Friday, February 8, 2013

Caramely Chocolate Chip Cookies

I had a difficult time coming up with a name for these cookies. The original recipe called them I Want to Marry You Cookies, and after tasting them I completely understand why, but I prefer my titles reflect the taste of the yummy treats they are named for. Essentially, it's a chocolate chip cookie with some oats thrown in for texture made entirely in one sauce pan. But really, they are so much more. Neither One Pot Cookies nor Chocolate Chip Oatmeal Cookies accurately describe these amazingly unique and rich cookies. I eventually landed on Caramely Chocolate Chip Cookies because of the hint of deep, nutty caramel flavor resulting from the warm, melted butter and sugar mixture that serves as the foundation for this recipe. Pillowy, sweet, and rich with a depth of flavor not seen in your everyday chocolate chip cookie, these melt in your mouth Caramely Chocolate Chip Cookies will certainly be my, and probably your, new easy and decadent go-to chocolate chip cookie recipe.

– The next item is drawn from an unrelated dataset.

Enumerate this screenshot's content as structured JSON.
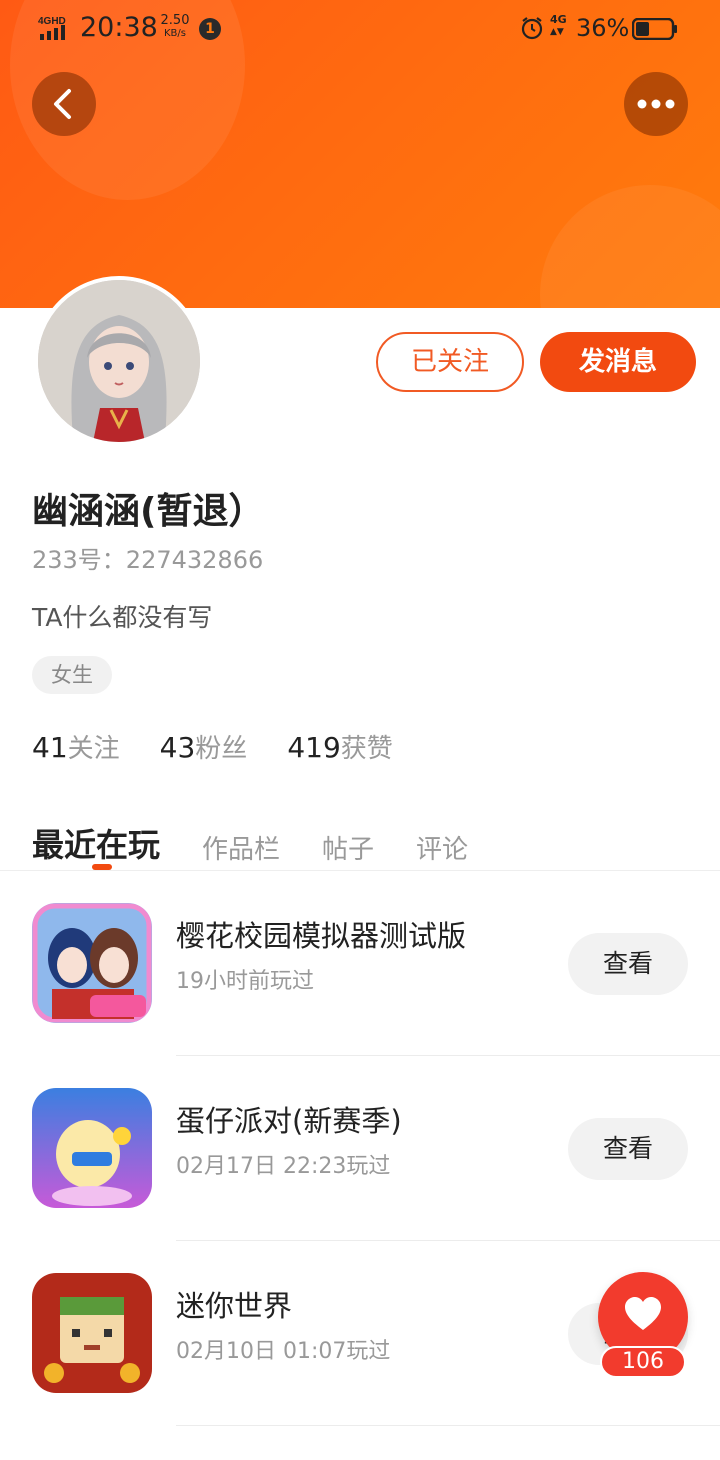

Caramely Chocolate Chip Cookies
Makes 16 large cookies

Ingredients

1 cup butter
1 1/4 cup dark brown sugar*
1/2 cup granulated sugar
1 egg
1 egg yolk
1 tsp vanilla extract
2 cups flour
1 cup rolled oats
1/2 tsp baking soda
1/2 tsp salt
1 cup white chocolate chips**
1 cup semi-sweet chocolate chips
*These cookies are VERY sweet. I may try cutting the brown sugar back to 1 cup next time.

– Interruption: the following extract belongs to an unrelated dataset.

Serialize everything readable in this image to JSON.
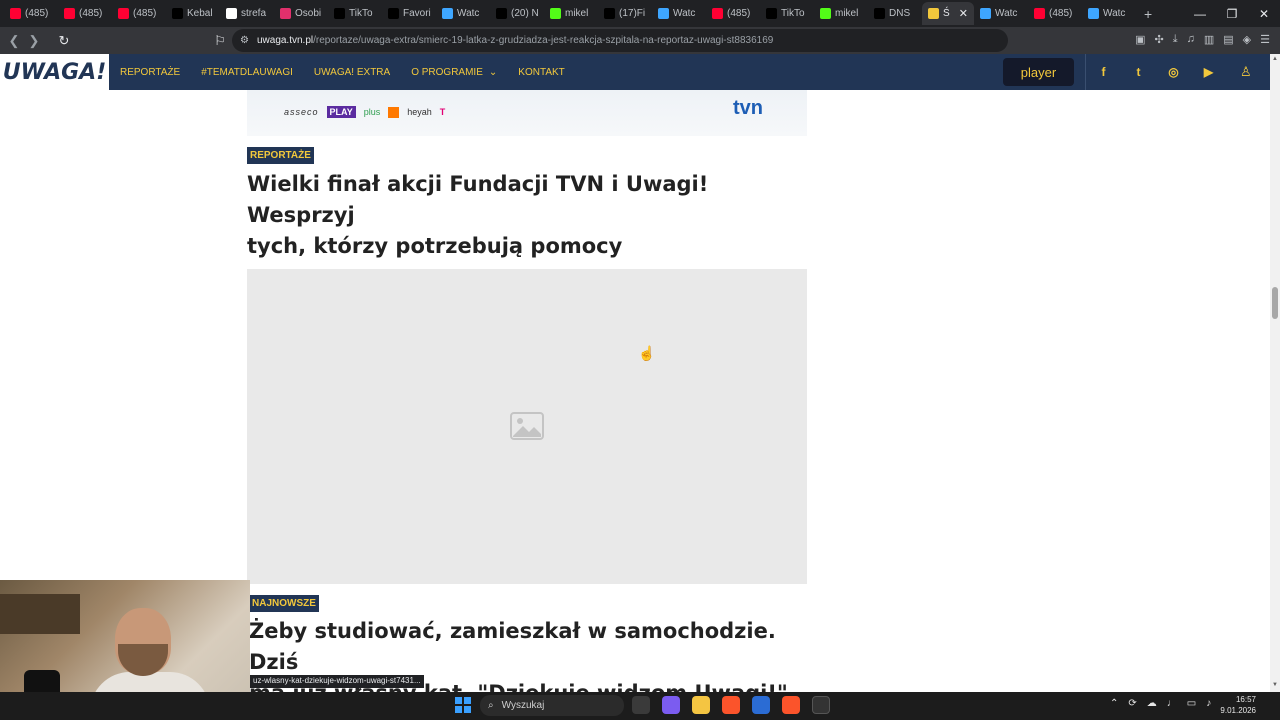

**You may also want to cut back on chocolate chips according to your preference. 1 cup each of white and semi-sweet chocolate chips made for a super chocolatey cookie.

Procedure

In a medium sauce pan, melt butter over medium heat. Remove from heat, stir in sugars until smooth and combined. Let cool in refrigerator for 10 minutes.

After cooled, add egg, egg yolk, and vanilla to butter-sugar mixture. Temper your eggs if the mixture still seems very warm. Stir until combined.

Stir in flour, oats, baking soda, and salt. Fold in chocolate chips.

Scoop cookie dough into desired sized balls (I used a 1/4 cup ice cream scoop). Place on a baking sheet and chill in refrigerator for 30 minutes. In the meantime, preheat oven to 325 deg F.

Space chilled dough on parchment lined baking sheets 2-3 inches apart (more or less depending on your cookie size). You may flatten your dough slightly if you prefer wider, flatter cookies, but I like mine taller in the center and pillow-like, allowing for a soft, melty center and crispier edges. If you are baking these in batches, leave your prepared sheets in the refrigerator until just before baking.

Bake 12-14 minutes until lightly golden. Cool slightly on baking sheet before transferring to a wire rack to cool completely.

Eat one as soon as they are cool enough not to burn your mouth and/or fingers! I suggest breaking it in half, so you can go straight for the gooey center. You'll immediately get the "caramely" part of this cookie's title. So decadent... how I wish I had one in my hands right now.